Department of Emergency Medicine, Wake Forest School of Medicine, Winston-Salem, North Carolina 27357, USA.
JACC Cardiovasc Imaging. 2011 Aug;4(8):862-70. doi: 10.1016/j.jcmg.2011.04.016.
This study sought to compare the direct cost of medical care and clinical events during the first year after patients with intermediate risk acute chest pain were randomized to stress cardiac magnetic resonance (CMR) observation unit (OU) testing versus inpatient care.
In a recent study, randomization to OU-CMR reduced median index hospitalization cost compared with the cost of inpatient care in patients presenting to the emergency department with intermediate risk acute chest pain.
Emergency department patients with intermediate risk chest pain were randomized to OU-CMR (OU care, cardiac markers, stress CMR) or inpatient care (admission, care per admitting provider). This analysis reports the direct cost of cardiac-related care and clinical outcomes (myocardial infarction, revascularization, cardiovascular death) during the first year of follow-up subsequent to discharge. Consistent with health economics literature, provider cost was calculated from work-related relative value units using the Medicare conversion factor; facility charges were converted to cost using departmental-specific cost-to-charge ratios. Linear models were used to compare cost accumulation among study groups.

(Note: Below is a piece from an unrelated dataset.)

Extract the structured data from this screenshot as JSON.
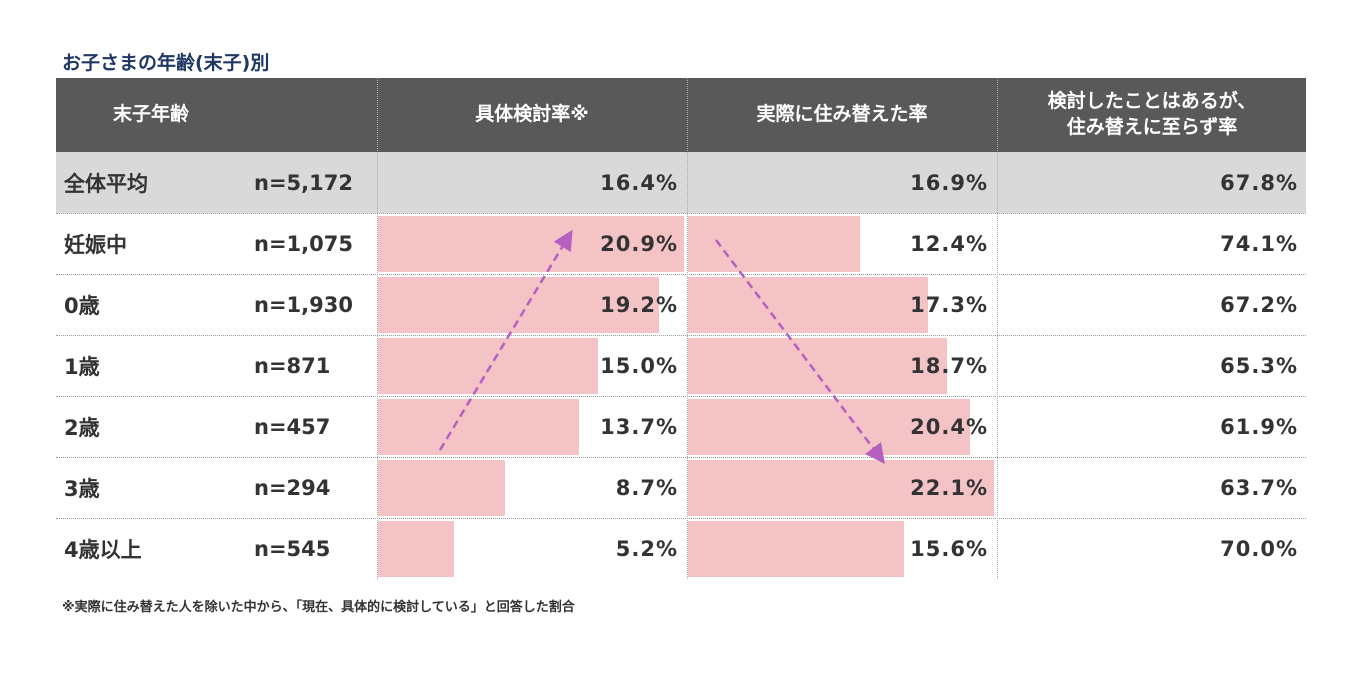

We included 109 randomized subjects in this analysis (52 OU-CMR, 57 inpatient care). The median age was 56 years; baseline characteristics were similar in both groups. At 1 year, 6% of OU-CMR and 9% of inpatient care participants experienced a major cardiac event (p = 0.72) with 1 patient in each group experiencing a cardiac event after discharge. First-year cardiac-related costs were significantly lower for participants randomized to OU-CMR than for participants receiving inpatient care (geometric mean = $3,101 vs. $4,742 including the index visit [p = 0.004] and $29 vs. $152 following discharge [p = 0.012]). During the year following randomization, 6% of OU-CMR and 9% of inpatient care participants experienced a major cardiac event (p = 0.72).

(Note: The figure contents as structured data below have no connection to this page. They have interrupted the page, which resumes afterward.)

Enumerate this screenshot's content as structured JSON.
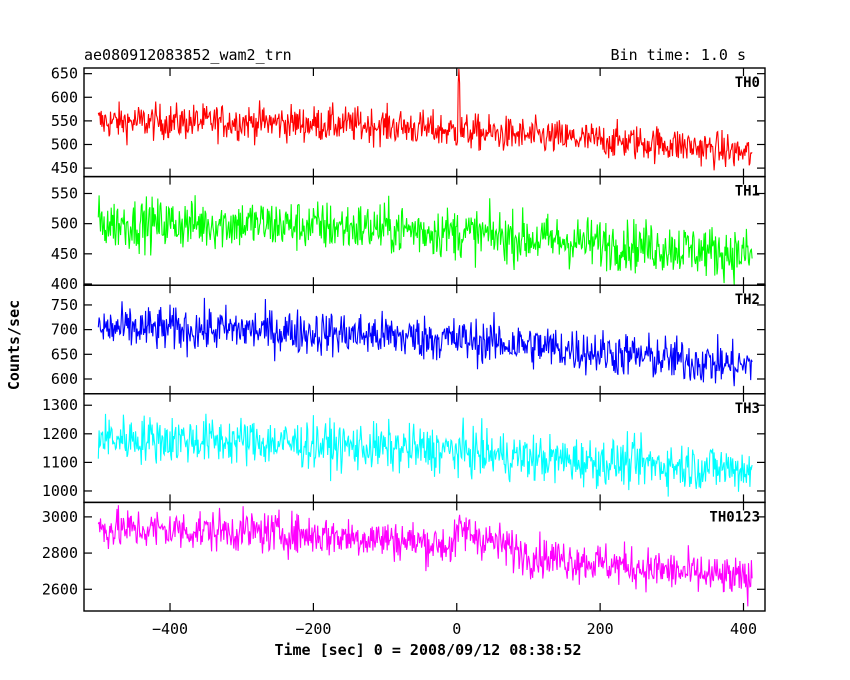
{
  "header": {
    "title": "ae080912083852_wam2_trn",
    "bin_time": "Bin time: 1.0 s"
  },
  "chart_data": {
    "type": "line",
    "title": "ae080912083852_wam2_trn",
    "subtitle": "Bin time: 1.0 s",
    "xlabel": "Time [sec] 0 = 2008/09/12 08:38:52",
    "ylabel": "Counts/sec",
    "xlim": [
      -520,
      430
    ],
    "x_ticks": [
      -400,
      -200,
      0,
      200,
      400
    ],
    "x_tick_labels": [
      "−400",
      "−200",
      "0",
      "200",
      "400"
    ],
    "x_range": [
      -500,
      412
    ],
    "grid": false,
    "panels": [
      {
        "name": "TH0",
        "color": "#ff0000",
        "ylim": [
          432,
          662
        ],
        "yticks": [
          450,
          500,
          550,
          600,
          650
        ],
        "trend": [
          [
            -500,
            548
          ],
          [
            -300,
            548
          ],
          [
            -100,
            540
          ],
          [
            0,
            528
          ],
          [
            100,
            518
          ],
          [
            300,
            500
          ],
          [
            412,
            480
          ]
        ],
        "noise": 25,
        "peak": {
          "x": 3,
          "y": 660
        }
      },
      {
        "name": "TH1",
        "color": "#00ff00",
        "ylim": [
          398,
          578
        ],
        "yticks": [
          400,
          450,
          500,
          550
        ],
        "trend": [
          [
            -500,
            500
          ],
          [
            -300,
            500
          ],
          [
            -100,
            492
          ],
          [
            0,
            485
          ],
          [
            100,
            475
          ],
          [
            300,
            460
          ],
          [
            412,
            448
          ]
        ],
        "noise": 28
      },
      {
        "name": "TH2",
        "color": "#0000ff",
        "ylim": [
          570,
          790
        ],
        "yticks": [
          600,
          650,
          700,
          750
        ],
        "trend": [
          [
            -500,
            702
          ],
          [
            -300,
            700
          ],
          [
            -100,
            688
          ],
          [
            0,
            680
          ],
          [
            100,
            668
          ],
          [
            300,
            640
          ],
          [
            412,
            625
          ]
        ],
        "noise": 30
      },
      {
        "name": "TH3",
        "color": "#00ffff",
        "ylim": [
          960,
          1340
        ],
        "yticks": [
          1000,
          1100,
          1200,
          1300
        ],
        "trend": [
          [
            -500,
            1185
          ],
          [
            -300,
            1175
          ],
          [
            -100,
            1150
          ],
          [
            0,
            1140
          ],
          [
            100,
            1115
          ],
          [
            300,
            1090
          ],
          [
            412,
            1075
          ]
        ],
        "noise": 55
      },
      {
        "name": "TH0123",
        "color": "#ff00ff",
        "ylim": [
          2480,
          3080
        ],
        "yticks": [
          2600,
          2800,
          3000
        ],
        "trend": [
          [
            -500,
            2935
          ],
          [
            -300,
            2920
          ],
          [
            -100,
            2880
          ],
          [
            -5,
            2840
          ],
          [
            5,
            2930
          ],
          [
            100,
            2790
          ],
          [
            300,
            2700
          ],
          [
            412,
            2650
          ]
        ],
        "noise": 75
      }
    ]
  }
}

An OU-CMR strategy reduces cardiac-related costs of medical care during the index visit and over the first year subsequent to discharge, without an observed increase in major cardiac events. (Cost Comparison of Cardiac Magnetic Resonance Imaging [MRI] Use in Emergency Department [ED] Patients With Chest Pain; NCT00678639).

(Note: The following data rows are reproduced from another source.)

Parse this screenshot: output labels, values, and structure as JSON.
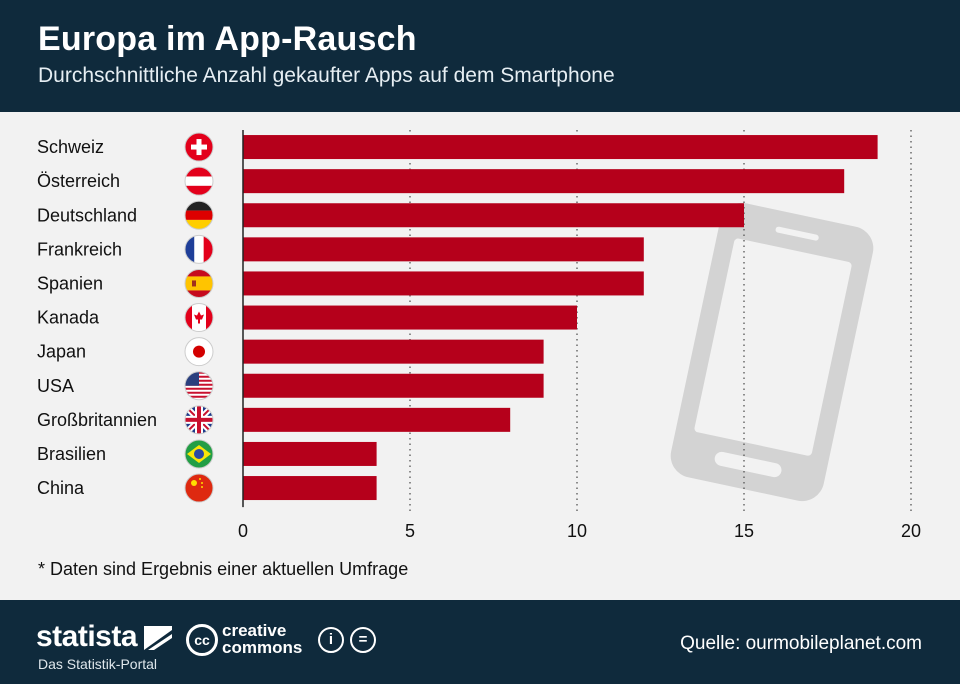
{
  "header": {
    "title": "Europa im App-Rausch",
    "subtitle": "Durchschnittliche Anzahl gekaufter Apps auf dem Smartphone"
  },
  "chart_data": {
    "type": "bar",
    "orientation": "horizontal",
    "categories": [
      "Schweiz",
      "Österreich",
      "Deutschland",
      "Frankreich",
      "Spanien",
      "Kanada",
      "Japan",
      "USA",
      "Großbritannien",
      "Brasilien",
      "China"
    ],
    "flags": [
      "switzerland",
      "austria",
      "germany",
      "france",
      "spain",
      "canada",
      "japan",
      "usa",
      "uk",
      "brazil",
      "china"
    ],
    "values": [
      19,
      18,
      15,
      12,
      12,
      10,
      9,
      9,
      8,
      4,
      4
    ],
    "xlim": [
      0,
      20
    ],
    "xticks": [
      "0",
      "5",
      "10",
      "15",
      "20"
    ],
    "grid": true,
    "bar_color": "#b5001b"
  },
  "footnote": "* Daten sind Ergebnis einer aktuellen Umfrage",
  "footer": {
    "brand": "statista",
    "tagline": "Das Statistik-Portal",
    "license_line1": "creative",
    "license_line2": "commons",
    "cc_badge": "cc",
    "attribution_icon": "i",
    "noderivs_icon": "=",
    "source": "Quelle: ourmobileplanet.com"
  },
  "colors": {
    "header_bg": "#0f2a3c",
    "bar": "#b5001b",
    "background": "#f2f2f2"
  }
}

本研究旨在比较患有中度急性胸痛风险的患者随机分为应激心脏磁共振(CMR)观察单元(OU)检查或住院治疗后,第一年的医疗费用和临床事件。
在最近的一项研究中,与因中度急性胸痛到急诊科就诊的患者的住院治疗相比,OU-CMR 降低了中位住院费用。
将具有中度风险胸痛的急诊科患者随机分为 OU-CMR(OU 护理、心脏标志物、应激 CMR)或住院护理(入院、主治医生护理)。本分析报告了第一年随访期间与心脏相关的护理费用和临床结果(心肌梗死、血运重建、心血管死亡)。与健康经济学文献一致,医生成本根据医疗保险转换系数从与工作相关的相对价值单位计算;使用部门特定的成本与收费比率将设施收费转换为成本。使用线性模型比较研究组之间的费用累积。
本分析纳入了 109 名随机患者(52 名 OU-CMR,57 名住院治疗)。中位年龄为 56 岁;两组基线特征相似。在 1 年时,OU-CMR 组有 6%的患者和住院治疗组有 9%的患者发生主要心脏事件(p = 0.72),每组各有 1 例患者在出院后发生心脏事件。随机接受 OU-CMR 的患者的 1 年心脏相关费用明显低于接受住院治疗的患者(几何平均值=3101 美元,包括索引就诊[ p = 0.004]和出院后 29 美元,152 美元[ p = 0.012])。在随机分组后的一年中,OU-CMR 组有 6%的患者和住院治疗组有 9%的患者发生主要心脏事件(p = 0.72)。
OU-CMR 策略降低了索引就诊和出院后第一年的心脏相关医疗费用,而重大心脏事件发生率无明显增加。(心脏磁共振成像(MRI)在急诊科胸痛患者中的应用成本比较;NCT00678639)。